After a tour through all of the amazing quote engines on the Internet, it’s clear this respect for the audience in one of the fundamental laws of entertainment. If there is a duet on some stage in the afterlife with Prince and Johnny Cash, I think they’ll be playing to the audience. ‘When you don't talk down to your audience,” Prince said, “then they can grow with you.” While the man in black said, “You've got to make them think that you're one of them sitting out there with them too.” Since these quote engines haven’t purged our canceled stars yet, you can even find a quote from Ellen DeGeneres talking about why she connects with people: “My audience is filled with every kind of person you can imagine, and I love that.”
I love that too!
Whether it’s a bus from the parking lot of the Ark Encounter in Kentucky or the tram making its way up to The Getty in Los Angeles, the experience industry serves everyone. This means we have a responsibility to treat the audience with respect and deliver what our attractions promise.
Today, most of the world’s best attractions promise things like “magic,” “thrills” or even “one-of-a-kind immersion.” One popular destination calls it “WOAH!” When I was a teenager working as a train engineer, we promised guests that they would “have fun” every time they stepped on a ride.
Certainly, many theme parks and experiences promise a an escape. A celebration. And good old fashioned fun.
This is what the audience is paying for.
This is what we have a responsibility to deliver.

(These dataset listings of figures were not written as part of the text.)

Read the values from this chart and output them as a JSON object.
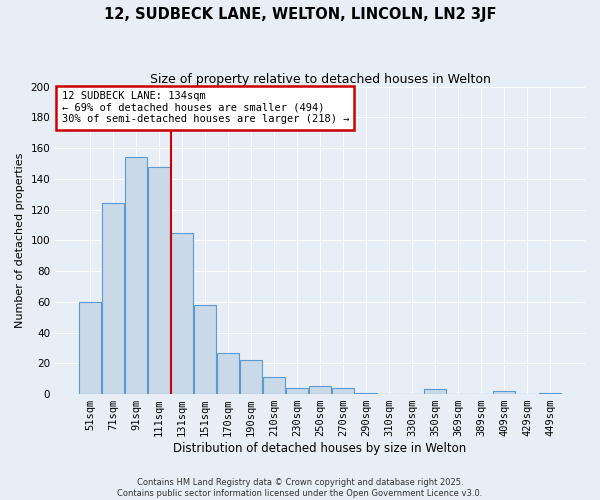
{
  "title": "12, SUDBECK LANE, WELTON, LINCOLN, LN2 3JF",
  "subtitle": "Size of property relative to detached houses in Welton",
  "xlabel": "Distribution of detached houses by size in Welton",
  "ylabel": "Number of detached properties",
  "bar_labels": [
    "51sqm",
    "71sqm",
    "91sqm",
    "111sqm",
    "131sqm",
    "151sqm",
    "170sqm",
    "190sqm",
    "210sqm",
    "230sqm",
    "250sqm",
    "270sqm",
    "290sqm",
    "310sqm",
    "330sqm",
    "350sqm",
    "369sqm",
    "389sqm",
    "409sqm",
    "429sqm",
    "449sqm"
  ],
  "bar_values": [
    60,
    124,
    154,
    148,
    105,
    58,
    27,
    22,
    11,
    4,
    5,
    4,
    1,
    0,
    0,
    3,
    0,
    0,
    2,
    0,
    1
  ],
  "bar_color": "#c9d9e8",
  "bar_edgecolor": "#5b9bd5",
  "vline_idx": 4,
  "vline_color": "#cc0000",
  "annotation_title": "12 SUDBECK LANE: 134sqm",
  "annotation_line2": "← 69% of detached houses are smaller (494)",
  "annotation_line3": "30% of semi-detached houses are larger (218) →",
  "annotation_box_color": "#cc0000",
  "annotation_fontsize": 7.5,
  "title_fontsize": 10.5,
  "subtitle_fontsize": 9,
  "ylabel_fontsize": 8,
  "xlabel_fontsize": 8.5,
  "tick_fontsize": 7.5,
  "background_color": "#e8eef5",
  "plot_background": "#e8eef5",
  "grid_color": "#ffffff",
  "footer_line1": "Contains HM Land Registry data © Crown copyright and database right 2025.",
  "footer_line2": "Contains public sector information licensed under the Open Government Licence v3.0.",
  "ylim": [
    0,
    200
  ],
  "yticks": [
    0,
    20,
    40,
    60,
    80,
    100,
    120,
    140,
    160,
    180,
    200
  ]
}
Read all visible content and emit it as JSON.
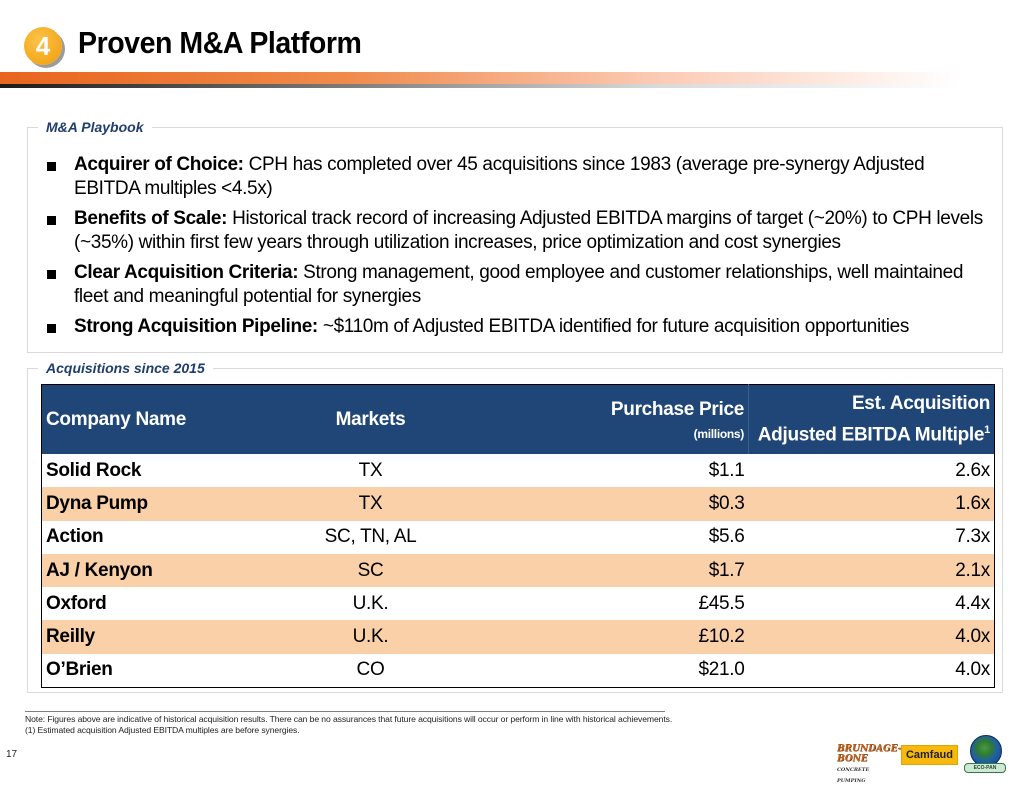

This article is condensed from a presentation Geoff Thatcher gave with Yael Coifman at the European SATE Conference of the Themed Entertainment Association in Gothenburg, Sweden in May 2022.
Well said. The audience is the WHO and the WHY is to enlighten, entertain, and to not distract from the essence of a place, but rather immerse the audience to enjoy the place as it is and for WHAT it stands for at that moment in time. Thanks for sharing some historical perspective and current day impacts within your story.